Purpose of the review: There has been an exponentially increasing interest in intra-abdominal hypertension (IAH). Comparison of the published data however is difficult due to the lack of consensus definitions. This review will focus on the available literature from the last 2 years. A Medline and PubMed search was performed using 'intra-abdominal pressure' (IAP), 'intra-abdominal hypertension' (IAH), and 'abdominal compartment syndrome' (ACS) as search items. The aim was to find an answer to the question 'Isn't it time to pay attention to intra-abdominal pressure in the critically ill?'
Recent findings: Although the number of studies published on this topic is steadily increasing and confirms the pathophysiologic implications of IAH on end-organ function within and outside the abdominal cavity it remains difficult to compare the literature data because the measurement methods and definitions used are not uniform.

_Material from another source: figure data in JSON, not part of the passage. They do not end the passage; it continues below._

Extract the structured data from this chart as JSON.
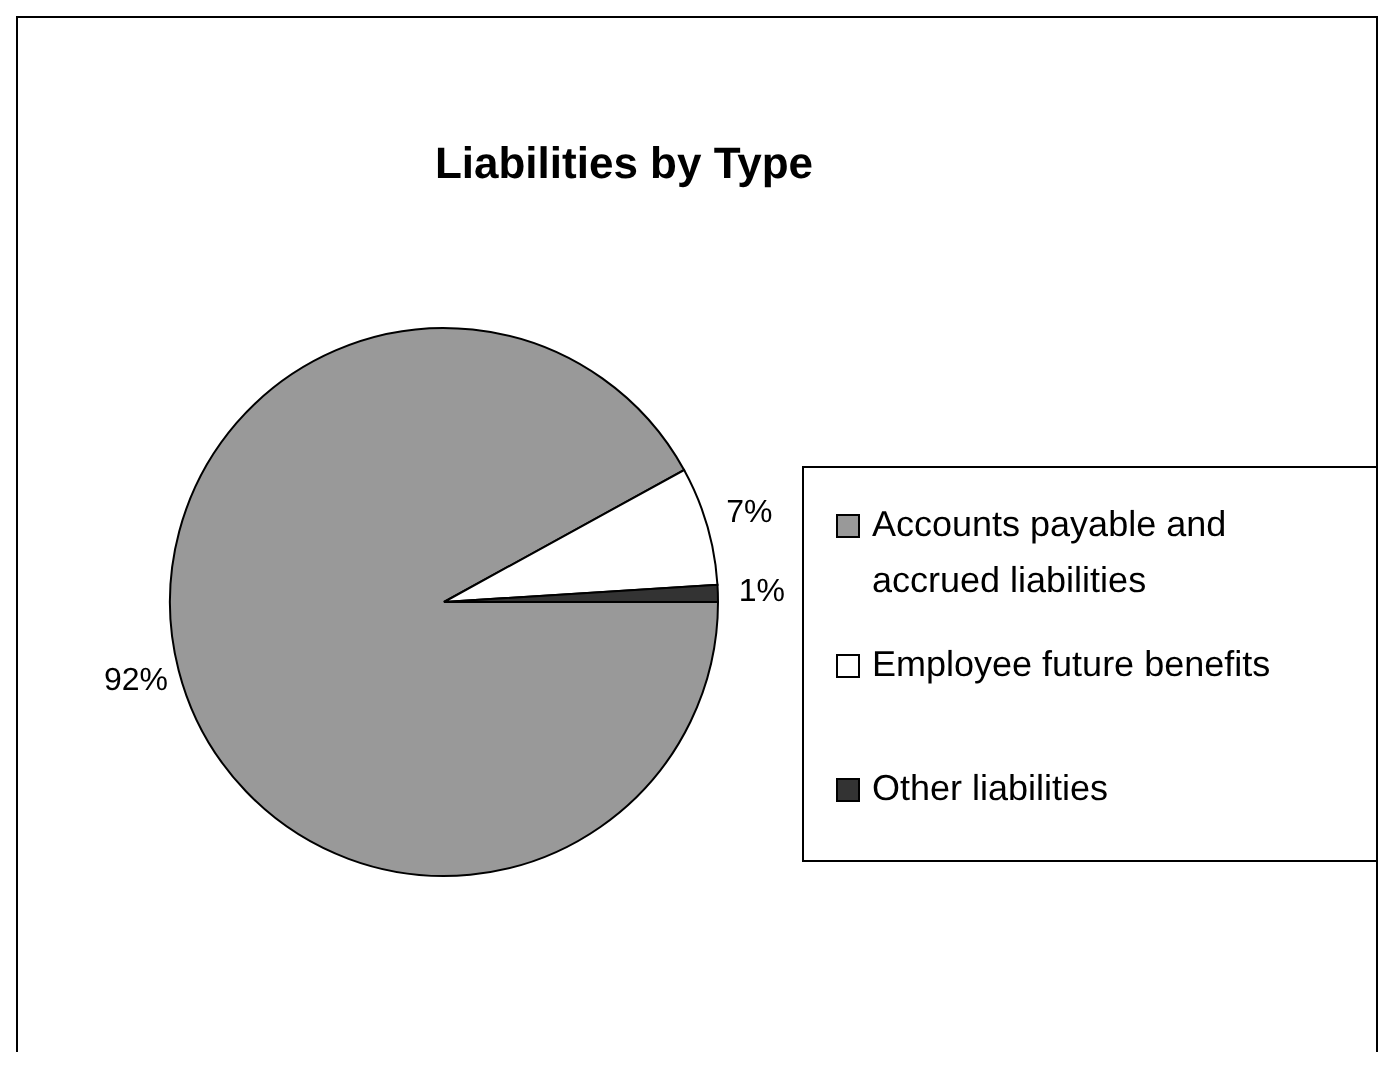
{
  "chart_data": {
    "type": "pie",
    "title": "Liabilities by Type",
    "categories": [
      "Accounts payable and accrued liabilities",
      "Employee future benefits",
      "Other liabilities"
    ],
    "values": [
      92,
      7,
      1
    ],
    "colors": [
      "#999999",
      "#ffffff",
      "#333333"
    ],
    "value_labels": [
      "92%",
      "7%",
      "1%"
    ],
    "legend": "right"
  }
}
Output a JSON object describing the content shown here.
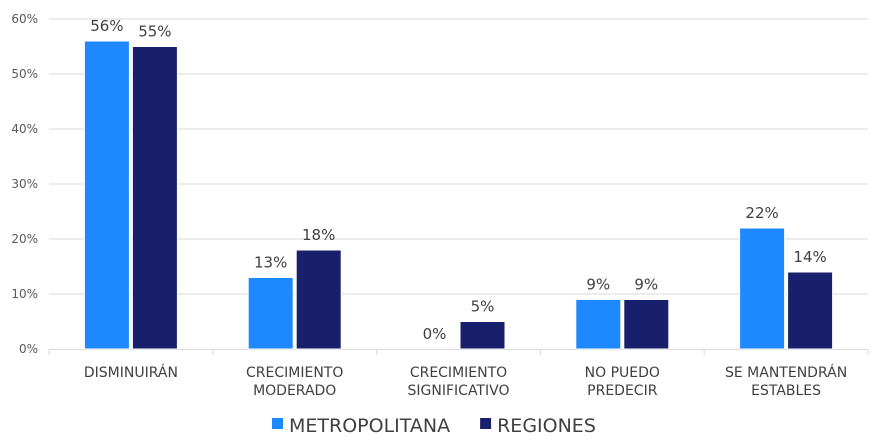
{
  "chart_data": {
    "type": "bar",
    "categories": [
      [
        "DISMINUIRÁN"
      ],
      [
        "CRECIMIENTO",
        "MODERADO"
      ],
      [
        "CRECIMIENTO",
        "SIGNIFICATIVO"
      ],
      [
        "NO PUEDO",
        "PREDECIR"
      ],
      [
        "SE MANTENDRÁN",
        "ESTABLES"
      ]
    ],
    "series": [
      {
        "name": "METROPOLITANA",
        "color": "#1E88FF",
        "values": [
          56,
          13,
          0,
          9,
          22
        ]
      },
      {
        "name": "REGIONES",
        "color": "#19206B",
        "values": [
          55,
          18,
          5,
          9,
          14
        ]
      }
    ],
    "ylim": [
      0,
      60
    ],
    "yticks": [
      0,
      10,
      20,
      30,
      40,
      50,
      60
    ],
    "ytick_format": "%",
    "grid": true,
    "legend": "bottom",
    "data_labels": true
  }
}
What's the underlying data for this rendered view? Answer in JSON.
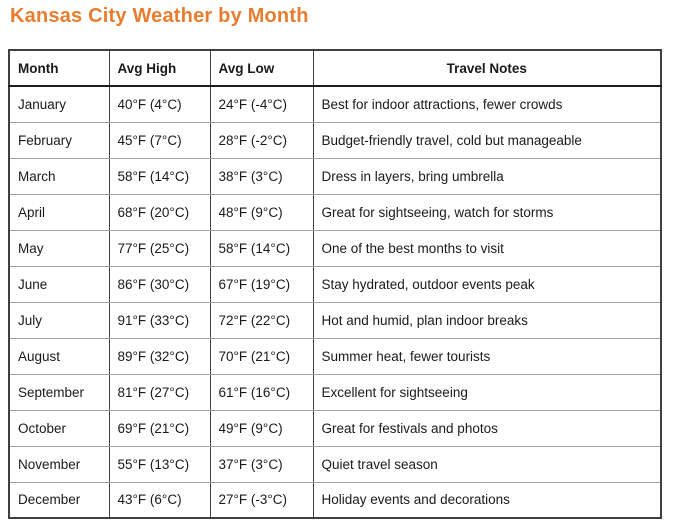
{
  "page": {
    "title": "Kansas City Weather by Month"
  },
  "colors": {
    "title": "#e87d30",
    "text": "#1a1a1a",
    "border-dark": "#3f3f3f",
    "border-heavy": "#1c1c1c",
    "border-light": "#a0a0a0",
    "bg": "#ffffff"
  },
  "table": {
    "headers": [
      "Month",
      "Avg High",
      "Avg Low",
      "Travel Notes"
    ],
    "rows": [
      [
        "January",
        "40°F (4°C)",
        "24°F (-4°C)",
        "Best for indoor attractions, fewer crowds"
      ],
      [
        "February",
        "45°F (7°C)",
        "28°F (-2°C)",
        "Budget-friendly travel, cold but manageable"
      ],
      [
        "March",
        "58°F (14°C)",
        "38°F (3°C)",
        "Dress in layers, bring umbrella"
      ],
      [
        "April",
        "68°F (20°C)",
        "48°F (9°C)",
        "Great for sightseeing, watch for storms"
      ],
      [
        "May",
        "77°F (25°C)",
        "58°F (14°C)",
        "One of the best months to visit"
      ],
      [
        "June",
        "86°F (30°C)",
        "67°F (19°C)",
        "Stay hydrated, outdoor events peak"
      ],
      [
        "July",
        "91°F (33°C)",
        "72°F (22°C)",
        "Hot and humid, plan indoor breaks"
      ],
      [
        "August",
        "89°F (32°C)",
        "70°F (21°C)",
        "Summer heat, fewer tourists"
      ],
      [
        "September",
        "81°F (27°C)",
        "61°F (16°C)",
        "Excellent for sightseeing"
      ],
      [
        "October",
        "69°F (21°C)",
        "49°F (9°C)",
        "Great for festivals and photos"
      ],
      [
        "November",
        "55°F (13°C)",
        "37°F (3°C)",
        "Quiet travel season"
      ],
      [
        "December",
        "43°F (6°C)",
        "27°F (-3°C)",
        "Holiday events and decorations"
      ]
    ]
  }
}
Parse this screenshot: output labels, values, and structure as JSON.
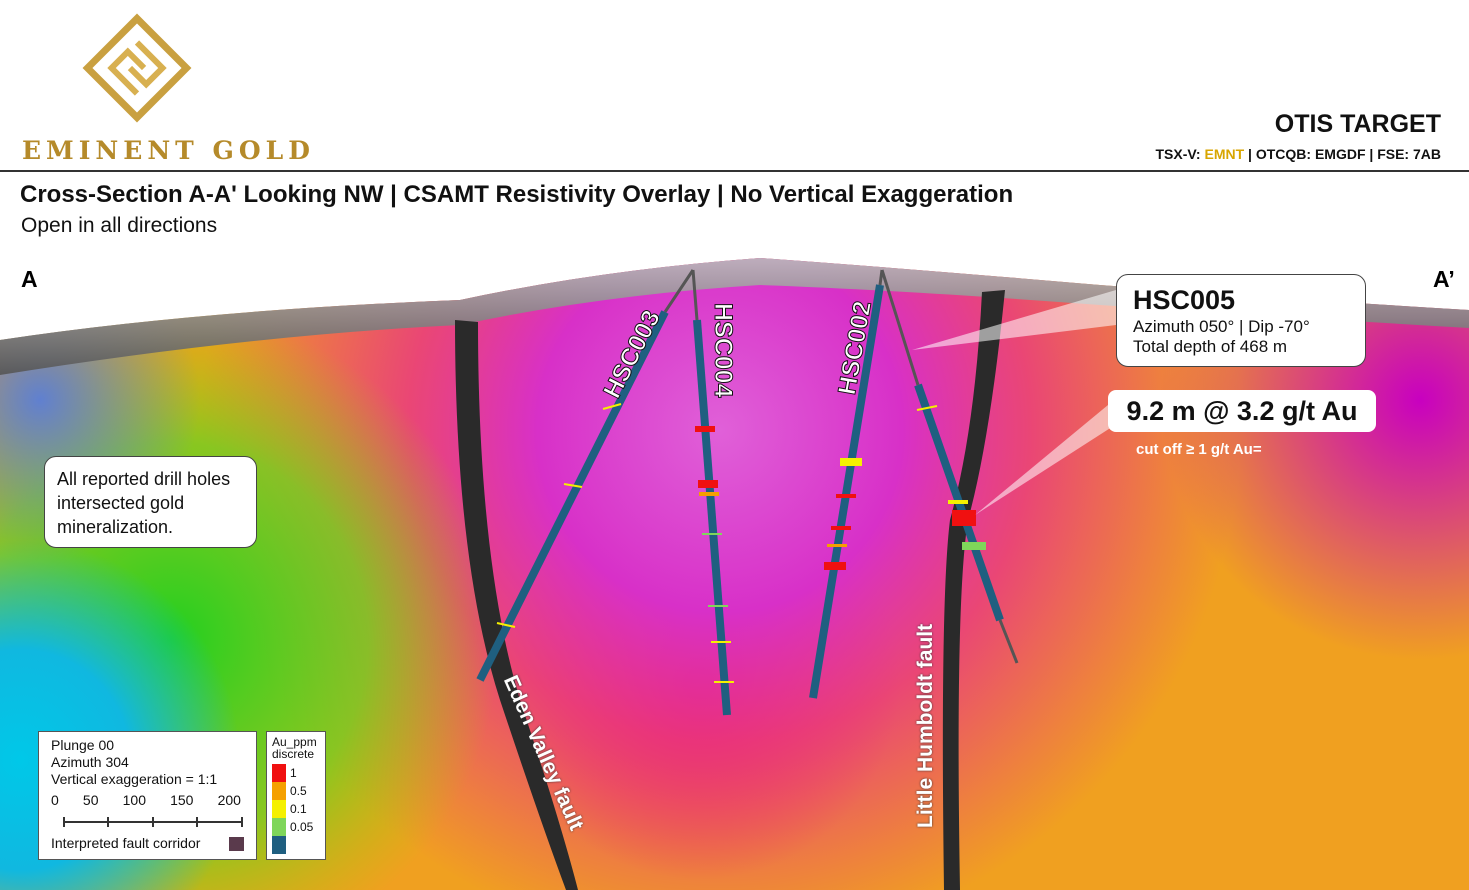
{
  "header": {
    "logo_text": "EMINENT GOLD",
    "target_title": "OTIS TARGET",
    "tickers": {
      "prefix": "TSX-V: ",
      "symbol": "EMNT",
      "rest": " | OTCQB: EMGDF | FSE: 7AB"
    }
  },
  "title": "Cross-Section A-A' Looking NW | CSAMT Resistivity Overlay | No Vertical Exaggeration",
  "subtitle": "Open in all directions",
  "section_ends": {
    "left": "A",
    "right": "A’"
  },
  "note": "All reported drill holes intersected gold mineralization.",
  "drill_holes": [
    "HSC003",
    "HSC004",
    "HSC002"
  ],
  "faults": [
    "Eden Valley fault",
    "Little Humboldt fault"
  ],
  "callout": {
    "hole": "HSC005",
    "line1": "Azimuth 050° | Dip -70°",
    "line2": "Total depth of 468 m",
    "grade": "9.2 m @ 3.2 g/t Au",
    "cutoff": "cut off ≥ 1 g/t Au="
  },
  "legend": {
    "plunge": "Plunge 00",
    "azimuth": "Azimuth 304",
    "vertical_exaggeration": "Vertical exaggeration = 1:1",
    "scale_ticks": [
      "0",
      "50",
      "100",
      "150",
      "200"
    ],
    "fault_corridor": "Interpreted fault corridor"
  },
  "au_legend": {
    "title1": "Au_ppm",
    "title2": "discrete",
    "classes": [
      {
        "label": "1",
        "color": "#f01010"
      },
      {
        "label": "0.5",
        "color": "#f5a000"
      },
      {
        "label": "0.1",
        "color": "#f5f000"
      },
      {
        "label": "0.05",
        "color": "#7fd65a"
      },
      {
        "label": "",
        "color": "#1f5f80"
      }
    ]
  },
  "colors": {
    "accent_gold": "#d8a600",
    "hole": "#1f5f80"
  }
}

Provocative data have been published regarding the interactions between the abdominal and thoracic compartments especially in patients with capillary leak and fluid overload; most of this data raises even more questions than it gives answers and may therefore strengthen the nonbelievers who consider IAP, IAH and ACS as epiphenomena in critically ill patients. Unless the international scientific community does not come forward with clear-cut definitions we will keep comparing 'apples with oranges.'
Summary: It is time to pay attention to intra-abdominal pressure in the critically ill. It is also time for standardized IAP measurement methods, good consensus definitions and randomized interventional studies.